Foi efetuada na última segunda-feira (23), em Salvador, a prisão de Luiz Carlos dos Santos Reis, de 46 anos. Ele é apontado pelas autoridades como o principal suspeito pelo feminicídio de sua ex-namorada, Camila Sampaio Rodrigues. O crime foi registrado em outubro de 2024, ocasião em que a vítima foi morta por ferimentos de arma branca e teve o corpo ocultado no interior da própria residência.
Camila Sampaio Rodrigues tinha 33 anos na época do fato, atuava profissionalmente como recepcionista em uma clínica e era mãe de um menino de seis anos, fruto de um relacionamento anterior.
De acordo com as informações que constam no inquérito, Camila e Luiz Carlos já não mantinham um vínculo amoroso. No entanto, após o suspeito ficar desempregado, a vítima permitiu que ele se hospedasse temporariamente em sua casa para auxiliá-lo.
Os registros indicam que a recepcionista parou de se comunicar no dia 20 de outubro de 2024. Ela havia acabado de retornar de uma viagem à Ilha de Boipeba, localizada no município de Cairu, no baixo sul do estado, onde passou alguns dias na companhia de amigas.
Após a chegada de Camila à capital baiana, os familiares deixaram de receber notícias. Diante da falta de respostas às tentativas de contato, parentes decidiram ir até a residência da mulher. Ao chegarem ao imóvel, perceberam um forte odor e, durante a averiguação do local, encontraram o corpo da vítima posicionado debaixo de uma cama.
Na época da descoberta, Eliete França, mãe de criação de Camila, prestou declarações sobre a motivação que levou a vítima a abrigar o ex-companheiro. "O erro dela foi ter aceitado ele em casa para ajudar. A gente, como família, jamais esperaria passar por isso. Isso é injusto e a gente quer justiça", afirmou.

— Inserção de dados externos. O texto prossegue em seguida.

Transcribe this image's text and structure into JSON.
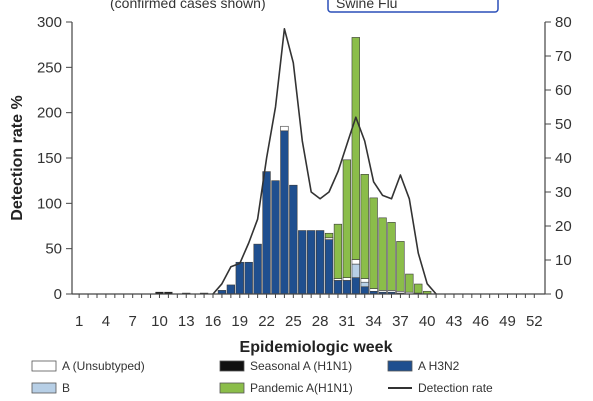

O sepultamento de Camila foi realizado no dia 23 de outubro de 2024, no Cemitério Baixa de Quintas, em Salvador. Durante a cerimônia, o filho da vítima, então com seis anos, escreveu uma carta que foi deixada no local, na qual pedia para que a mãe "olhasse por ele".
Com o cumprimento do mandado de prisão nesta semana, Luiz Carlos dos Santos Reis passa a ficar à disposição do Poder Judiciário para o prosseguimento da ação penal referente ao caso.